When I started learning Chef in earnest I realized quickly that my need to know what was happening was leading me to need to dive into a book on Ruby and figure out what all the magic I was seeing in Chef was really about. Chef has an amazing way of being usable for those who don’t know much Ruby, but I’m the curious type that just needs to know.
I started out with The Ruby Programming Language but found it to be too much of a reference work that basically stated facts about the language instead of walking the reader through the learning process. I was delighted to find Programming Ruby to be exactly that.
I was able to get through the book in a few days. It starts you out with objects, which for Ruby is the right place to start out. As I’m teaching my son how to program, the concept of objects is very easy for him to pick up. You don’t need to start with primitives, then control flow, then objects for people to learn. Learning is less logically structured than that. People don’t think like computers.
Each chapter in the book is about fifteen to twenty minutes of time investment and walks you through an example that you can easily code on your own. I find that when learning these things, I can’t just read it and know it. I need to do something as well. This book did a great job at keeping me engaged with my ruby interpreter as well as with my mind.

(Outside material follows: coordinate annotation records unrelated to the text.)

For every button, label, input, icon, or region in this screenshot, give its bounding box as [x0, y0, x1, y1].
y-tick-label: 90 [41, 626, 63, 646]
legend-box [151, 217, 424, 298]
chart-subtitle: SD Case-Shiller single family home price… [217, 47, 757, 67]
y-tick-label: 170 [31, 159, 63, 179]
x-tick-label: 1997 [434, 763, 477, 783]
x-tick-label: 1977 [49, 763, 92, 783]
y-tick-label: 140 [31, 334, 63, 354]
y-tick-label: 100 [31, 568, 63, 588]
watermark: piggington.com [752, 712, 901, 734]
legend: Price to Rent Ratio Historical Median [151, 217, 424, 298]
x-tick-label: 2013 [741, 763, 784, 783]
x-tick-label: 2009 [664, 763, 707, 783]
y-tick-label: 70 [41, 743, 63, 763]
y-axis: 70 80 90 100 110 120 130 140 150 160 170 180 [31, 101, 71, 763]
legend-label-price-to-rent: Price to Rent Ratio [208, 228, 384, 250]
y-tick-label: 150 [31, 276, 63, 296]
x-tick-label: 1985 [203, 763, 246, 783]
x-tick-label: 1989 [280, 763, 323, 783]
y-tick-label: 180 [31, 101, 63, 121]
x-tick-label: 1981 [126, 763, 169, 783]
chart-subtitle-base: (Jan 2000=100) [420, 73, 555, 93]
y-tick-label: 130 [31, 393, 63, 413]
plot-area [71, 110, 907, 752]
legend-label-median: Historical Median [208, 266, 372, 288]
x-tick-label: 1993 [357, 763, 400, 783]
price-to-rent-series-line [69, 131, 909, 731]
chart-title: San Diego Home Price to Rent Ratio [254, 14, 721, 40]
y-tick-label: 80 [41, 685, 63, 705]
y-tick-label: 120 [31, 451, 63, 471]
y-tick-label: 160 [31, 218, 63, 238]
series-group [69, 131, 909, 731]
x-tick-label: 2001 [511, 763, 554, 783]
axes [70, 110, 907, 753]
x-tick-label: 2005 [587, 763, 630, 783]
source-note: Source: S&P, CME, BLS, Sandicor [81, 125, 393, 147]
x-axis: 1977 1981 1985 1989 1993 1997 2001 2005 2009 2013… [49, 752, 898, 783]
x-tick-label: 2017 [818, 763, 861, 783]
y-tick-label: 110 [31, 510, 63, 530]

In November, I set a goal to be working with Ruby every day by February. This book did a great job at making the goal possible. It demystified how Chef was doing its magic, but it has done so much more. It has opened me up to a whole new world of possibilities by quickly being able to script a solution to a problem without having to go through all the hoops of a statically typed programming language. While I still love C# and will use it for certain problems, Ruby is not a part of my life, thanks partly to this excellent book.